家事分担が「100:0」
── 子どもに季節の移り変わりを伝えるには、普段から自分自身もそれに気づく心を持っていないといけないですよね。
高橋さん:それに気づく彼の人間性を素敵だなと思いました。ただ、私には冷たいですけどね(笑)。もうひとつ驚かされたのが、子どもへの「読み聞かせ」です。たとえば私の場合、「桃太郎」を読み聞かせるときは「むかし昔、あるところに~」と、そのまま本を読み進めるだけだったのですが、夫は、「ある日、おじいさんは山へ芝刈りに行きました」から、「この芝の色は何色だろうね?」と、子どもに問いかけながら、物語を進めていくんです。「犬と猿とキジがお供になりました」というところでは、「犬ってなんて鳴くんだっけ?」。子どもが「ワンワン!」と答えたら、「そうだね。じゃあサルはどうだろう?」という感じで、子どもに考えさせながら、物語の世界を膨らませていくんです。子どもも、前のめりになって夢中で聞いていて、私の読み聞かせのときとは、目の輝きが違っていました。

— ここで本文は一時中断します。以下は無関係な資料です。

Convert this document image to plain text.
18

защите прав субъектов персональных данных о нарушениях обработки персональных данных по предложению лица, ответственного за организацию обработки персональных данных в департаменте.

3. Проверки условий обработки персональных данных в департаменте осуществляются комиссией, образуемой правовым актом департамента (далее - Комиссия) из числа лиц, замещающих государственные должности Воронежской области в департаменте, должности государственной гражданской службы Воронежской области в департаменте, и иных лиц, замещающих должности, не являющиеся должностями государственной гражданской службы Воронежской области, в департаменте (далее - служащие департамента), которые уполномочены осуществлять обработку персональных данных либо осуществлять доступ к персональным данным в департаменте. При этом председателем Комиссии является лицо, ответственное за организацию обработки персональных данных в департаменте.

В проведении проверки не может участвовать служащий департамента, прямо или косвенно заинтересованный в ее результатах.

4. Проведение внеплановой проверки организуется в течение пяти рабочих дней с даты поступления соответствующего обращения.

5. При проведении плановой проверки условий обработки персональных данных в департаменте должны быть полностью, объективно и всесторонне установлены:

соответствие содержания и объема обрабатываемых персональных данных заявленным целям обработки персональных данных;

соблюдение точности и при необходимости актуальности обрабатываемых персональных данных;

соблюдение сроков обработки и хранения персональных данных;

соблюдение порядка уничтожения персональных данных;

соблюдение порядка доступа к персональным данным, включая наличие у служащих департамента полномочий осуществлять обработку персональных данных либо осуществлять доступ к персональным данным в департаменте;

絵本の読み聞かせは、本をそのまま読むことだと思っていた私にとって、ちょっと衝撃でした。彼は、その場にあるもので、どんどん遊びを膨らませたり、子どもの心を育てるような関わり方ができるんです。そういう意味では、子育てを通じて、夫から得る気づきがすごくたくさんあって、有難いことだなと思いますね。一方で、教育のプロとして携わってきたから、私の子育てに対して、手厳しい面もあります。

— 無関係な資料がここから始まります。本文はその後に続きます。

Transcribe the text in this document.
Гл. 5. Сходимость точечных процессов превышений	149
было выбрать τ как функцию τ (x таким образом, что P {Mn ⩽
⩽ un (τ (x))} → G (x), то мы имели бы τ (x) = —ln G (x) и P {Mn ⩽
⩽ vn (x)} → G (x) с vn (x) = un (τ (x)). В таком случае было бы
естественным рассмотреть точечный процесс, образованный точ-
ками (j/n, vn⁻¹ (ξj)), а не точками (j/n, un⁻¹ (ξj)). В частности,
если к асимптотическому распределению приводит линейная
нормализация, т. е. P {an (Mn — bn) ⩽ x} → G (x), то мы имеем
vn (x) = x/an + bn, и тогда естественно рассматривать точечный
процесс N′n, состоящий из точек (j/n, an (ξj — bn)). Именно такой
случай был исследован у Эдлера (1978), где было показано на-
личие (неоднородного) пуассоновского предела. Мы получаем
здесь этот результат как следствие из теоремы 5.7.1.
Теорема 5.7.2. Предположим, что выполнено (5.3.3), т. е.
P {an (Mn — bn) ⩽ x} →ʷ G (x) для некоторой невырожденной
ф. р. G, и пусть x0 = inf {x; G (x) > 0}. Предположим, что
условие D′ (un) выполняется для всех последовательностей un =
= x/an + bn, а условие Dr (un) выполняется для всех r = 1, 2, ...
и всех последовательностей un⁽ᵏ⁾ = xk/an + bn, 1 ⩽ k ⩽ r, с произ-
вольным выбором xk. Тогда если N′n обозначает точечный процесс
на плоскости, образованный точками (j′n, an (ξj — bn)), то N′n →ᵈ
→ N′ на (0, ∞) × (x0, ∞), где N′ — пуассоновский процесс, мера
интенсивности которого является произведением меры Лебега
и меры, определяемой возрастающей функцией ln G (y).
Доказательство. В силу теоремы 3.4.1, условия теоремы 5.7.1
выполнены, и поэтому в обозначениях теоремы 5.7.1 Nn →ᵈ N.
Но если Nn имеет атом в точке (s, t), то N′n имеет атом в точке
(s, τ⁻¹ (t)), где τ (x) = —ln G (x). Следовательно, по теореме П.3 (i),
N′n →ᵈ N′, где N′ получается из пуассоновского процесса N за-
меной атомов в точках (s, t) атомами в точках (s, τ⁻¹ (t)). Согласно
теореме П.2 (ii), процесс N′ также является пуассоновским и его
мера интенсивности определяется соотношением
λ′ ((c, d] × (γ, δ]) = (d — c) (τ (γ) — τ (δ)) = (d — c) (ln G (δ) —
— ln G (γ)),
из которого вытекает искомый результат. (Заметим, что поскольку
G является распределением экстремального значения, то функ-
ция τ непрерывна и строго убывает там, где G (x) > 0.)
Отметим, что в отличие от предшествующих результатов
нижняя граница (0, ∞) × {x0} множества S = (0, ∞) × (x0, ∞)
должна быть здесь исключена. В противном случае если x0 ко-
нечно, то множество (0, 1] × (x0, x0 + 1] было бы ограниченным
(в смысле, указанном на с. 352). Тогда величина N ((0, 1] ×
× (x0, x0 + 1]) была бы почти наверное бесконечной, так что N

── そうなんですね。たとえばどういったことでしょう?
高橋さん:夫は食事を残さず食べることが大事だという考え。だから、私が子どもの食事をちょっと多めに出したりすると、「残さずに済むような量を出せばいいのに」と言われて、「あぁ、なるほどな」と。だいたい納得するのですが、子育てに関しては割と細かいチェックが入るので、“小姑みたいだな”と思うときもあります(笑)。
── 家事は分担されているのですか?
高橋さん:育児はすごくよくやってくれますが、家事は、100:0で私ですね。ゴミ出しと、冬場の加湿器の水入れをたまにやってくれるぐらい。
── それは、ケンカの原因にならないのですか?
高橋さん:ならないですね。私は、ちょっと今の時代に逆行していると自分でも分かっているのですが、昭和の古い価値観で、“家事は奥さんがするもの”という感覚があって。だから、料理も家事も苦ではないし、むしろ自分のペースでやりたいので、下手に手を出されるほうがストレスになりそうで…。自分の家事のルーティンを崩されたくないんですよね。

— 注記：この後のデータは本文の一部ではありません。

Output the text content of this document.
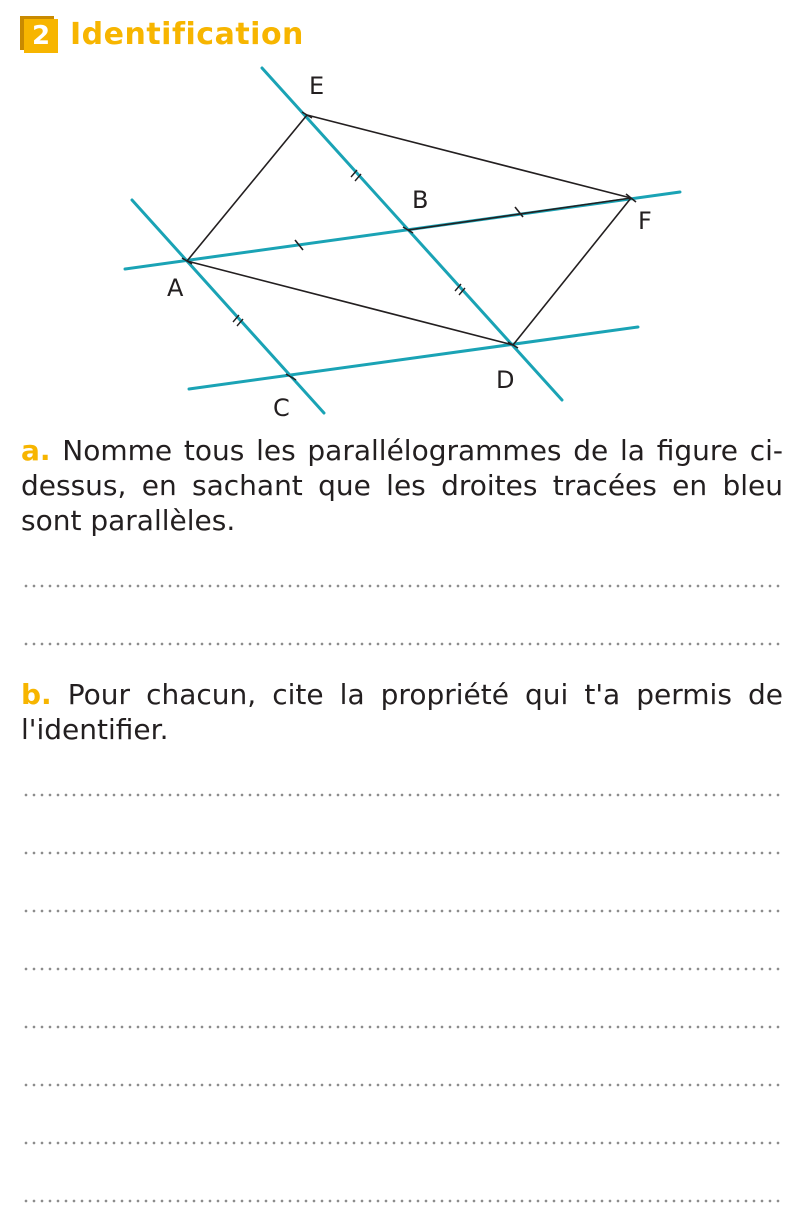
2 Identification
E
B
F
A
D
C
a. Nomme tous les parallélogrammes de la figure ci-dessus, en sachant que les droites tracées en bleu sont parallèles.
b. Pour chacun, cite la propriété qui t'a permis de l'identifier.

── それは、ご両親の影響だったりするのでしょうか?
高橋さん:いやいや、むしろ逆です。うちの父親は、家事をすごくよくやる人で、お皿洗いなんかも「一緒にやった方が早く終わって、そのぶん、夫婦の時間が過ごせるね」という考え方。だから率先して手伝いますね。なのに、なぜ私は昭和の価値観が刷り込まれているんだろう…と不思議です。今の時代、女だから家事をやるなんて、ナンセンスでまったく時代錯誤だとわかっているんですけれど、なかなかそこから抜け出せなくて…。もう少しアップデートが必要ですね。
PROFILE 高橋真麻さん
1981年、東京都出身。2004年、フジテレビにアナウンサーとして入社。13年、フジテレビを退社し、フリーアナウンサーに転身。以降、バラエティ番組や報道番組などで活躍中。18年に結婚し、20年に、第1子女児を出産。22年に、第2子男児を出産。